Vücudun diğer uzuvlarına nazaran göz, beynin kendisini en kestirme olarak dışa yansıtabildiği yoldur. Bu nedenledir ki aynı kültür ve sosyal yapıda yetişmiş kişiler, karşısındakilerin gözlerinden onların ne düşündüklerini daha rahat anlayabilıyorlar.

Burada aynı kültürü paylaşanların göz diliyle iletişim kurmalarındaki rahatlığın varlığı hissedilir. Bu tür ortamlarda o tiplerin daha iyi anlaştıkları gözlenir.

Tüm beden dili hareketlerinde gözle yapılanlar en etkileyici ve açıklayıcı olanlarıdır. Bunun nedeni ise bazen farkında olmadan istem dışı iletişim kurabilmemizdir.

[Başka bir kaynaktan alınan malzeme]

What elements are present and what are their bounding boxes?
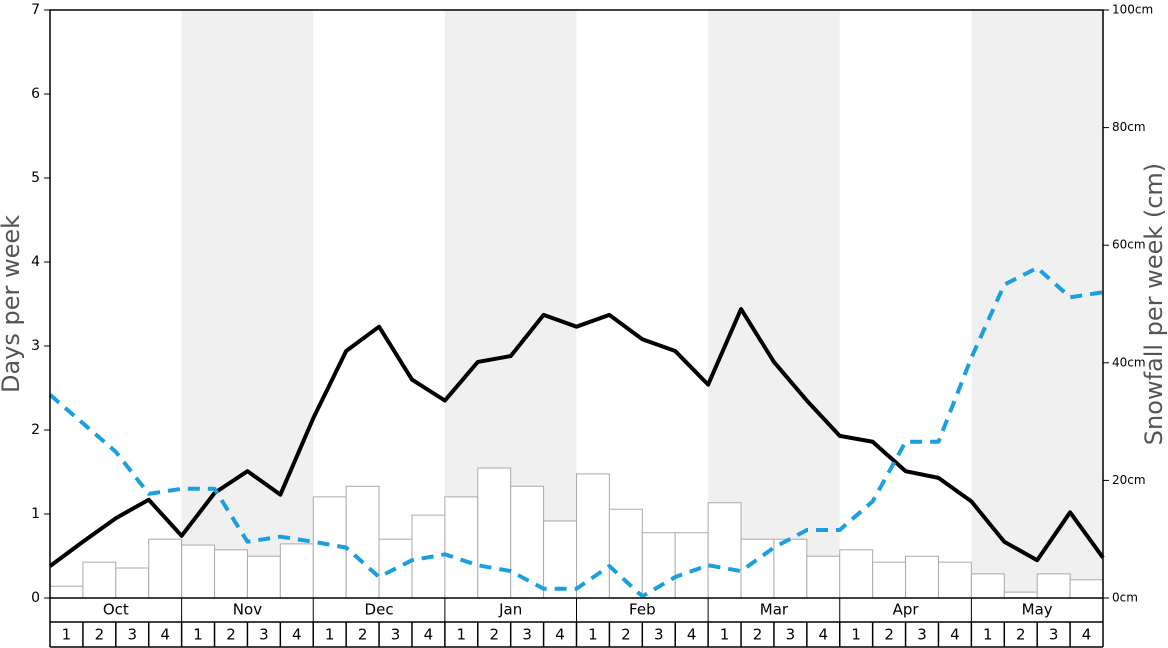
month-label: Oct xyxy=(103,601,129,619)
x-tick-label: 2 xyxy=(884,626,894,644)
bar xyxy=(543,520,577,599)
y-axis-label: Days per week xyxy=(0,215,25,393)
bar xyxy=(773,538,808,599)
y2-tick-label: 40cm xyxy=(1112,355,1146,369)
y-tick-label: 5 xyxy=(31,170,40,186)
month-band xyxy=(971,10,1103,598)
x-tick-label: 2 xyxy=(621,626,631,644)
bar xyxy=(1069,579,1104,599)
x-tick-label: 1 xyxy=(457,626,467,644)
bar xyxy=(806,555,841,599)
x-tick-label: 3 xyxy=(917,626,927,644)
x-tick-label: 1 xyxy=(983,626,993,644)
bar xyxy=(937,561,972,599)
bar xyxy=(279,543,314,599)
y-tick-label: 0 xyxy=(31,590,40,606)
x-tick-label: 3 xyxy=(127,626,137,644)
x-tick-label: 3 xyxy=(522,626,532,644)
x-tick-label: 2 xyxy=(1016,626,1026,644)
month-label: Nov xyxy=(233,601,262,619)
bar xyxy=(82,561,117,599)
series-line xyxy=(48,307,1105,568)
month-band xyxy=(708,10,840,598)
x-tick-label: 4 xyxy=(950,626,960,644)
y-tick-label: 4 xyxy=(31,254,40,270)
x-tick-label: 1 xyxy=(588,626,598,644)
x-tick-label: 1 xyxy=(193,626,203,644)
bar xyxy=(49,585,84,599)
bar xyxy=(839,549,874,599)
bar xyxy=(477,467,512,599)
y2-tick-label: 0cm xyxy=(1112,591,1138,605)
x-tick-label: 4 xyxy=(1082,626,1092,644)
month-band xyxy=(181,10,314,598)
bar xyxy=(872,561,907,599)
bar xyxy=(214,549,248,599)
x-tick-label: 1 xyxy=(325,626,335,644)
x-tick-label: 1 xyxy=(720,626,730,644)
bar xyxy=(181,544,216,599)
bar xyxy=(148,538,183,599)
y2-tick-label: 80cm xyxy=(1112,120,1146,134)
y-tick-label: 2 xyxy=(31,422,40,438)
bar xyxy=(740,538,775,599)
y-tick-label: 3 xyxy=(31,338,40,354)
bar xyxy=(345,485,380,599)
bar xyxy=(444,496,479,599)
x-tick-label: 4 xyxy=(160,626,170,644)
bar xyxy=(1003,591,1038,599)
month-label: Mar xyxy=(760,601,789,619)
x-tick-label: 4 xyxy=(819,626,829,644)
x-tick-label: 4 xyxy=(292,626,302,644)
month-label: May xyxy=(1022,601,1053,619)
bar xyxy=(115,567,150,599)
x-tick-label: 4 xyxy=(687,626,697,644)
x-tick-label: 2 xyxy=(753,626,763,644)
x-tick-label: 3 xyxy=(259,626,269,644)
y2-tick-label: 100cm xyxy=(1112,3,1153,17)
x-tick-label: 1 xyxy=(62,626,72,644)
y-tick-label: 7 xyxy=(31,2,40,18)
x-tick-label: 3 xyxy=(654,626,664,644)
month-label: Apr xyxy=(893,601,920,619)
month-label: Dec xyxy=(365,601,394,619)
month-label: Feb xyxy=(629,601,656,619)
y-tick-label: 6 xyxy=(31,86,40,102)
bar xyxy=(674,532,709,599)
x-tick-label: 4 xyxy=(555,626,565,644)
x-tick-label: 1 xyxy=(851,626,861,644)
x-tick-label: 3 xyxy=(391,626,401,644)
bar xyxy=(970,573,1005,599)
y-tick-label: 1 xyxy=(31,506,40,522)
x-tick-label: 2 xyxy=(358,626,368,644)
bar xyxy=(707,502,742,599)
x-tick-label: 2 xyxy=(95,626,105,644)
x-tick-label: 2 xyxy=(489,626,499,644)
bar xyxy=(608,508,643,599)
bar xyxy=(1036,573,1071,599)
x-tick-label: 3 xyxy=(786,626,796,644)
x-tick-label: 4 xyxy=(424,626,434,644)
x-tick-label: 2 xyxy=(226,626,236,644)
month-label: Jan xyxy=(498,601,522,619)
y2-tick-label: 20cm xyxy=(1112,473,1146,487)
bar xyxy=(246,555,281,599)
bar xyxy=(905,555,939,599)
y2-axis-label: Snowfall per week (cm) xyxy=(1140,163,1168,445)
y2-tick-label: 60cm xyxy=(1112,238,1146,252)
x-tick-label: 3 xyxy=(1049,626,1059,644)
series-line xyxy=(48,265,1104,599)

Bazan anlatmak istediğimizi kelimelerle ifade edemezken göz dilli ile daha rahat anlatabildiğimiz olur. Bunu yaptığımızın farkına bile varmayız ama, karşımızdakiler anlatmak istediklerimizden almaları gereken mesajı alırlar.

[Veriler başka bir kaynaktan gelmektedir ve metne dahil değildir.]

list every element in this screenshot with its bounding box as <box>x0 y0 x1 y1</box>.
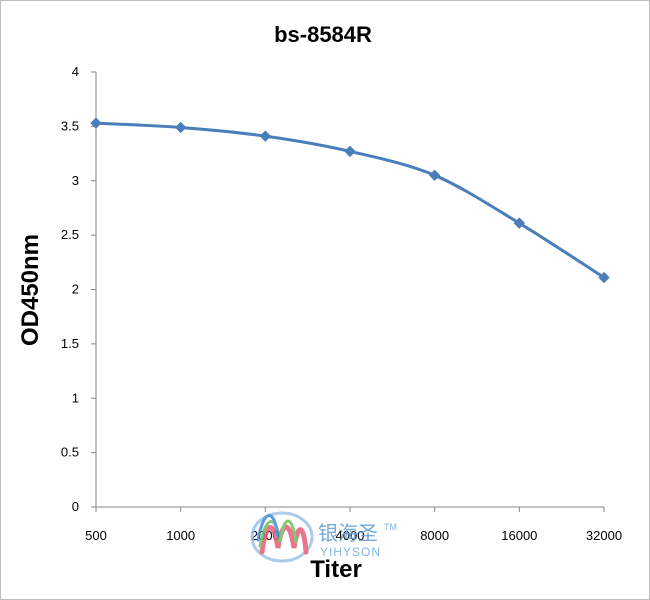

Örneğin; göz bebeklerinin büyümesi, kişinin daha sevimli, daha çekici, dost canlısı olduğunu yansıtabilmektedir.

Burada hareket ve davranışların göz diliyle paralellik gösterdiği de söylenmektedir.

Göz dili ile direkt bağlantılı olarak görünen hareket ve davranışlar, kişinin aklından geçenlerin yansıması olarak da değerlendirilebilir. Bu nedenledir ki bir kişinin aklından geçenlerin anlaşılmasında bakışlarının analizi de yardımcı olabilir.

Bir değerlendirmeye göre; genel olarak sağ elini kullanan bir kişi bakışlarını önce yukarı daha sonra da sola doğru yönlendiriyorsa, görsel bir anıyı hafızasında canlandırmaktadır.

Gözler yukarı, daha sonra sağa çevriliyorsa yeni bir olayı gözlemlemekte, gözler yatay bir hat üzerinde sağa-sola hareket ettiriliyorsa kaşısındaki konuşanı dinlemekte, söyledikleri üzerinde düşünmektedir.

Son olarak; gözler aşağıya, daha sonra da sola çevriliyorsa o kişi kendi içinde konuşmakta yani bir içsel iletişimi gerçekleştirmektedir.

İletişimin önemli öğelerinden biri olan sözsüz iletişim insanlığın her dönemde kulandığı, kökü tarihin derinliklerine uzanan bir iletişim biçimi ve en etkin olanıdır.

O nedenledir ki insanlığı yakından ilgilendiren sözsüz iletişim üzerinde uzun araştırmalar yapılmış, emek harcanmış, ancak; kökü tarihin derinliklerine kadar uzamasına rağmen değeri ve önemi son dönemlerde anlaşılabilmiştir.

İletişimin önemi, günümüzün en önem verilmesi gereken gerçeklerinden biri olmasıdır. İletişim kurmanın yaşamımızdaki yeri ve önemini, üniversitelerde iletişim ve uygulamaları konusunda dersler veren bir gazeteci olarak burada vurgulamak istedim.

Söylemesi bizden. Bu konuda bir çok şey yazanlara ve söyleyenlere selam olsun!